Beziehungen zwischen Türken und Deutschen sind mittlerweile selten ein Streitpunkt in Familien und sie funktionieren gut. Eine Ehe ist allerdings etwas anderes, sie müssen organisierter sein, damit sie klappt. Es kommen viele neue Themen und damit Streitpunkte dazu: Zusammenwohnen, Kindererziehung, Haushaltsführung. Leider ist es oft so, dass Liebe nicht ausreicht, um eine funktionierende Ehe aufrecht zu halten.

Vorab besprechen: Als deutsch-türkisches Paar sollte man vorab viel über die Ehe und die damit verbundenen Hürden sprechen. Denkt nicht nur an die großen Fragen, sondern denkt auch an kleine Dinge im Alltag, denn gerade diese können nervenaufreibend sein, da man jeden Tag damit konfrontiert wird. Entscheidungen, bei denen man sich vorher nicht einig wird, sollten nicht aufgeschoben werden.

Kompromisse: Beide sollten verstehen, dass sie Kompromisse machen müssen. Natürlich ist es schön, wenn beide mit dem Ergebnis zufrieden sind, dennoch sollte immer abgewogen werden, ob der andere sich auch mit dem anderen Weg wohl fühlen würde. Wichtig dabei ist, dass man sich selbst oder dass sich der Partner nicht selbst verrät und seine Prinzipien damit über den Haufen wirft.

Religionsfrage: Wird Weihnachten gefeiert? Welche religiösen Symbole befinden sich im Haus? Wann wird gebetet und gefastet? Das ist nur eine Auswahl der offenen Fragen. Wichtig ist natürlich vor allem, wie die Kinder erzogen werden. Oft ist es schwierig, zwei Religionen gerecht zu werden. Oft konvertiert ein Partner zur anderen Religion. Das beantwortet natürlich vorab viele Fragen. Da muss aber vor allem beachtet werden, dass der Islam die Position des Mannes und der Frau anders bewertet.

Familien: Das Familienverständnis ist in beiden Kulturen anders. Daher sollte man sich viel Zeit nehmen, um die andere Seite kennenzulernen. Auch sollten die Familien in wichtige Entscheidungen einbezogen werden – auch wenn es schwierig sein mag, erleichtert es am Ende einiges.

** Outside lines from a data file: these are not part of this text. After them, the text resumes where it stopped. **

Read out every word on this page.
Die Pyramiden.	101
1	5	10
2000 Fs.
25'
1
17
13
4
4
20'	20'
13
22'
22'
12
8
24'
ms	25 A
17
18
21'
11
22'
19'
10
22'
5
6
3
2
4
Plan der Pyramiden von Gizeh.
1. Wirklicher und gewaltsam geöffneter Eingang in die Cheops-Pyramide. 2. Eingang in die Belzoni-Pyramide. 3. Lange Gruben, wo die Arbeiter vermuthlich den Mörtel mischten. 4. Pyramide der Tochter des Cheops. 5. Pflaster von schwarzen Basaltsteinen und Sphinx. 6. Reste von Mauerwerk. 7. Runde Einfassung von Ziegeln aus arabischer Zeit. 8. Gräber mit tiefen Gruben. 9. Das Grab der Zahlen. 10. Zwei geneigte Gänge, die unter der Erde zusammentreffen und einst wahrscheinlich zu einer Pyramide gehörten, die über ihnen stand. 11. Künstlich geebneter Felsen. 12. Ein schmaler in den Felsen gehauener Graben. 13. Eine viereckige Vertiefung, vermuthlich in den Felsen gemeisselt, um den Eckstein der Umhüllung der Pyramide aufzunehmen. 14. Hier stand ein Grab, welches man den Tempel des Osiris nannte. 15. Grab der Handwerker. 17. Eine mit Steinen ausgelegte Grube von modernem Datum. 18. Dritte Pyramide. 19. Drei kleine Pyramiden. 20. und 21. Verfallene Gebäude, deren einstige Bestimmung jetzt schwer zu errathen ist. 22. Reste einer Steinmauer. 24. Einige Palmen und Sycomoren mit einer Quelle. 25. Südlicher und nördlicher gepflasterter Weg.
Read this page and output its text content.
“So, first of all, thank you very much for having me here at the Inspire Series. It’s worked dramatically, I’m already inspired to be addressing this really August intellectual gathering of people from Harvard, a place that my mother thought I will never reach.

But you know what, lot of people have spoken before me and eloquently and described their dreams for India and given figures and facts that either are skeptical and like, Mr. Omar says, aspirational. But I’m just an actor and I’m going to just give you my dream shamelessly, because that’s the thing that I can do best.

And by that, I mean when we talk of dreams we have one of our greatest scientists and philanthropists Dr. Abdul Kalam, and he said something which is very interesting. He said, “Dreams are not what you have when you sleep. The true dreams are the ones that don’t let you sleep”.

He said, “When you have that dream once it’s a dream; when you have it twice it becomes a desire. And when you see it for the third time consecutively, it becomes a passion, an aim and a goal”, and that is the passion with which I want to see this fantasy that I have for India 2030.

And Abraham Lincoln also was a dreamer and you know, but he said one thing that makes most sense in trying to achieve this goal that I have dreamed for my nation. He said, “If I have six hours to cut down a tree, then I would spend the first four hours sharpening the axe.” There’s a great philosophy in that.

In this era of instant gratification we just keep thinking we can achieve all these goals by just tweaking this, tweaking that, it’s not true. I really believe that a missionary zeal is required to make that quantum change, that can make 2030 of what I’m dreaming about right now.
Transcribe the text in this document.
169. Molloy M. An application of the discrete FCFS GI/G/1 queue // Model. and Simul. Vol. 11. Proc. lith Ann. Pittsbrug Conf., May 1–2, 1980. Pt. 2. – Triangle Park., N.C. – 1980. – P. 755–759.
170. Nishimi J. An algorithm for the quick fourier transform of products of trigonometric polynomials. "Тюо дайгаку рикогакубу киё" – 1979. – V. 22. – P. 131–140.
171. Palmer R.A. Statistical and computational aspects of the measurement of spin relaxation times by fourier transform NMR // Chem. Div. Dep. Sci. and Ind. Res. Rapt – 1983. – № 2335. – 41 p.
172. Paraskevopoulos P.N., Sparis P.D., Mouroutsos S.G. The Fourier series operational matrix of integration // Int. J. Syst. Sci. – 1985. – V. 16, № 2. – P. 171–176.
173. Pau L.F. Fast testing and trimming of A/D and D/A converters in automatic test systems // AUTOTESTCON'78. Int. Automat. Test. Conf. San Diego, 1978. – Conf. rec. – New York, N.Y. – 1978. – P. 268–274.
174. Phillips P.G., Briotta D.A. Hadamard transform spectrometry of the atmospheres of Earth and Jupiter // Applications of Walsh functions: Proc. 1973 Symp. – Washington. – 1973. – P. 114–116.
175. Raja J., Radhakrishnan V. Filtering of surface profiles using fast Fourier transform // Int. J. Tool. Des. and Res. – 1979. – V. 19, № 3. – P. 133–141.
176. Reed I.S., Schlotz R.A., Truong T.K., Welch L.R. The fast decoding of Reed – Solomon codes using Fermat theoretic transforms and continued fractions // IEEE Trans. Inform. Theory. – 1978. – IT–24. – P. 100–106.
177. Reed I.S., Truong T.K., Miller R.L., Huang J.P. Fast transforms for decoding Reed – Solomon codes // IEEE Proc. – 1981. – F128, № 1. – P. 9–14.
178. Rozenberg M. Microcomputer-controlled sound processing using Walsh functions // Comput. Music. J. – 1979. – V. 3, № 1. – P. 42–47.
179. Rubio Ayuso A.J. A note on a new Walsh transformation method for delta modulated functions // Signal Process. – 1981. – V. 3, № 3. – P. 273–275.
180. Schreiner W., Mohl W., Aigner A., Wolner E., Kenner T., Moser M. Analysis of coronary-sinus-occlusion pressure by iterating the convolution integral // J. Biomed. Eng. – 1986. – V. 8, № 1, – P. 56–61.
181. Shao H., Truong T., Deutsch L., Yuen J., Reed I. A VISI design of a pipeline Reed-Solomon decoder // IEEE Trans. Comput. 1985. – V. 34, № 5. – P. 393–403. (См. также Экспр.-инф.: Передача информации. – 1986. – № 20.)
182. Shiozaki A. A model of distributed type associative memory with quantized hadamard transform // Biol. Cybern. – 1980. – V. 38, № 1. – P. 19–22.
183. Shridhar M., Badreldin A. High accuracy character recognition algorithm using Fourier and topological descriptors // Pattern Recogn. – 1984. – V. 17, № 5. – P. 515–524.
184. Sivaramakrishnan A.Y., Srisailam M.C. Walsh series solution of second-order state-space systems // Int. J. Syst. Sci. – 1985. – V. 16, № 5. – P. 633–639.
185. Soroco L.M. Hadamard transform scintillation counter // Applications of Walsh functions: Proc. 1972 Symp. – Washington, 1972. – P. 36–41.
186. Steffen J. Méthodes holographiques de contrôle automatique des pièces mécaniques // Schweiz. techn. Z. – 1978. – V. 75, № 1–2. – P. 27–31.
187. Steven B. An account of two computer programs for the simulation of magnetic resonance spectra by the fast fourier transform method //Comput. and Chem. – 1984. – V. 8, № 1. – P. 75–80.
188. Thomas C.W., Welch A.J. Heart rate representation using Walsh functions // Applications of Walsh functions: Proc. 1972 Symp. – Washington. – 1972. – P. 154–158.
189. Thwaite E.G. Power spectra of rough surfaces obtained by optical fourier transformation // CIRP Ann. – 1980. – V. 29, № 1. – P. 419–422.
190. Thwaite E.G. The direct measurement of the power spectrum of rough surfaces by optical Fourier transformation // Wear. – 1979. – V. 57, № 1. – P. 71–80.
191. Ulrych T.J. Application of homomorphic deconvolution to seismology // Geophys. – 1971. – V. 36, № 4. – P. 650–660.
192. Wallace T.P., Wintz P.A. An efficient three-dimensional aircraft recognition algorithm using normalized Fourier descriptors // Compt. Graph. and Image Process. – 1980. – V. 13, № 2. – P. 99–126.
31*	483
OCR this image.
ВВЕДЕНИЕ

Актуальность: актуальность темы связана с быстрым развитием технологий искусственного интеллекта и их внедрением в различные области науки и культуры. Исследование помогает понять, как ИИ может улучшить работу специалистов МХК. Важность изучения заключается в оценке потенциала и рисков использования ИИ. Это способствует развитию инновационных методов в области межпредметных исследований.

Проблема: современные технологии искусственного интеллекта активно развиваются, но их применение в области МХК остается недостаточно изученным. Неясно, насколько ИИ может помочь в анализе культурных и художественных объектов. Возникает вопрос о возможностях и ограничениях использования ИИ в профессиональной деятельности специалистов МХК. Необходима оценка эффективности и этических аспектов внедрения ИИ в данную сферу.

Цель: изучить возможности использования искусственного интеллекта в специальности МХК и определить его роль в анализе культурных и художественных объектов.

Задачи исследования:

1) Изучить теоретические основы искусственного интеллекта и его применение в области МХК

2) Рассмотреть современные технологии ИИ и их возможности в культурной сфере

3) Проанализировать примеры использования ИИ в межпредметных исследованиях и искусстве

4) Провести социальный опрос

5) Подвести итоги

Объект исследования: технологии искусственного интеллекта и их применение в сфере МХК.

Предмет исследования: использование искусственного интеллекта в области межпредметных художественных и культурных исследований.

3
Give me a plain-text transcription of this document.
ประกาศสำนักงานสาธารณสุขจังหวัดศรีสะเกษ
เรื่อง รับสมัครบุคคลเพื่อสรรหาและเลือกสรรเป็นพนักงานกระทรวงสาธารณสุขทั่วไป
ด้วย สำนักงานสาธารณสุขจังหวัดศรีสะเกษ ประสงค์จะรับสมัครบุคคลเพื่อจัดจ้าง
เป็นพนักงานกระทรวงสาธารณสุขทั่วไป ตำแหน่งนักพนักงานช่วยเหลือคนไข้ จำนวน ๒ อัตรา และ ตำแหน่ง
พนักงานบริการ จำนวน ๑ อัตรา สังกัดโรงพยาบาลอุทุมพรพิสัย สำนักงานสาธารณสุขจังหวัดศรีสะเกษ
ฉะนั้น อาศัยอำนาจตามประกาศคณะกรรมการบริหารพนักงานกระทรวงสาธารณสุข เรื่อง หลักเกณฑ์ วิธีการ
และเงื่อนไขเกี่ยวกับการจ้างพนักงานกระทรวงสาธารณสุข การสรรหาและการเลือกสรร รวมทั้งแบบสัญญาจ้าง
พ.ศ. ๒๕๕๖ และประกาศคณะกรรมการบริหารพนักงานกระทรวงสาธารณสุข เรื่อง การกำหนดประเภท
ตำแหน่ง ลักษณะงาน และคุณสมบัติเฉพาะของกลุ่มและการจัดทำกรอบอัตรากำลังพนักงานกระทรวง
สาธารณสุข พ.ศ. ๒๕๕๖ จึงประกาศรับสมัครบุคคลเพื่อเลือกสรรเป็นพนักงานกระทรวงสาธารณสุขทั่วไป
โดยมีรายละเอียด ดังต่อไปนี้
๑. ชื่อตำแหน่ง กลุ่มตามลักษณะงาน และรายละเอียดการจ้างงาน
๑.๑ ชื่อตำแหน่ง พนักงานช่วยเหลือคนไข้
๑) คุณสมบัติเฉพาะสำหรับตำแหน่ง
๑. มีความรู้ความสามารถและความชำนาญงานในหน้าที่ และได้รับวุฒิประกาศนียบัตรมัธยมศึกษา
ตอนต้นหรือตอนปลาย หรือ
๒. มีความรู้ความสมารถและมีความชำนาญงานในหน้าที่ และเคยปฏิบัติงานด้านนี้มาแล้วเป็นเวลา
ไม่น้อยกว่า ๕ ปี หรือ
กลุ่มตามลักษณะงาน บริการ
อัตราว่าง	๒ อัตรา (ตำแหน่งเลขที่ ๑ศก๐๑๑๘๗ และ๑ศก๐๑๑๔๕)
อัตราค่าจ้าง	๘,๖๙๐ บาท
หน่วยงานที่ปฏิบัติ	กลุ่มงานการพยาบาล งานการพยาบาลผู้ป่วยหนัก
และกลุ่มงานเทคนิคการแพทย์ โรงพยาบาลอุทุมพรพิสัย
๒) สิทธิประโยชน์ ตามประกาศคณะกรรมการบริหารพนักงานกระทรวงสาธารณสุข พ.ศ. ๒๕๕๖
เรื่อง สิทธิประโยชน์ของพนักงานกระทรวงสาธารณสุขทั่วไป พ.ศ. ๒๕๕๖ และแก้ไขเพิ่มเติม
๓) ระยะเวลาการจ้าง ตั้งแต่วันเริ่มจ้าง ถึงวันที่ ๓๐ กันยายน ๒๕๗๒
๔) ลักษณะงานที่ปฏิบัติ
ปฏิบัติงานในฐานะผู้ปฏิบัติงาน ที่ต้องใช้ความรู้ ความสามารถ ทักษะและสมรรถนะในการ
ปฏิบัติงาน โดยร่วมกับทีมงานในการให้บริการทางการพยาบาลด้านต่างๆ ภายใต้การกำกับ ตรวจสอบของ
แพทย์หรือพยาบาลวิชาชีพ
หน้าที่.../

Kleidung und Verhalten: Deutsche kleiden sich oft freizügiger als Türken, pflegen auch enge Freundschaften zum anderen Geschlecht und sind gerne abends unterwegs. Das führt häufig zu Streitereien und sollte nicht unterschätzt werden. Da sind oft Ansichten, die man nicht mehr ändern möchte, daher sollten Kompromisse gefunden werden. Zum Beispiel kann man sich in der türkischen Familie bedeckter halten, während die Freundschaften zum anderen Geschlecht akzeptiert werden.

Temperament: Vor allem türkische Männer seien temperamentvoll und streiten emotionaler als die eher rationalen Deutsche. Für jedes Paar ist es sinnvoll zu lernen, wie man richtig und gewinnbringend streitet. Beide sollten fähig sein, den anderen auf Probleme anzusprechen und Konflikte zu diskutieren, ohne sie gleich eskalieren zu lassen.

Rollenverteilung: Obwohl auch viele türkische Frauen noch in der Ehe berufstätig sind, ist es typisch, dass die Frau die Kinder hütet und der Ehemann der Versorger der Familie ist. Solche Rollenverteilungen sollten schon vorher besprochen werden: Sind sie dem Paar wichtig, sollten sie sich einig werden – am besten bevor das erste Kind erwartet wird.

Ernsthaftigkeit: Es ist wichtig, dass die anderen Ansichten oder Bedenken nicht lächerlich gemacht werden. Eine deutsche Frau sollte ihren Mann nicht als verzogen oder eifersüchtig hinstellen, denn diese Eigenschaften sind stark von der Erziehung abhängig. Toleranz ist wichtig, egal welche Kultur mehr ausgelebt wird.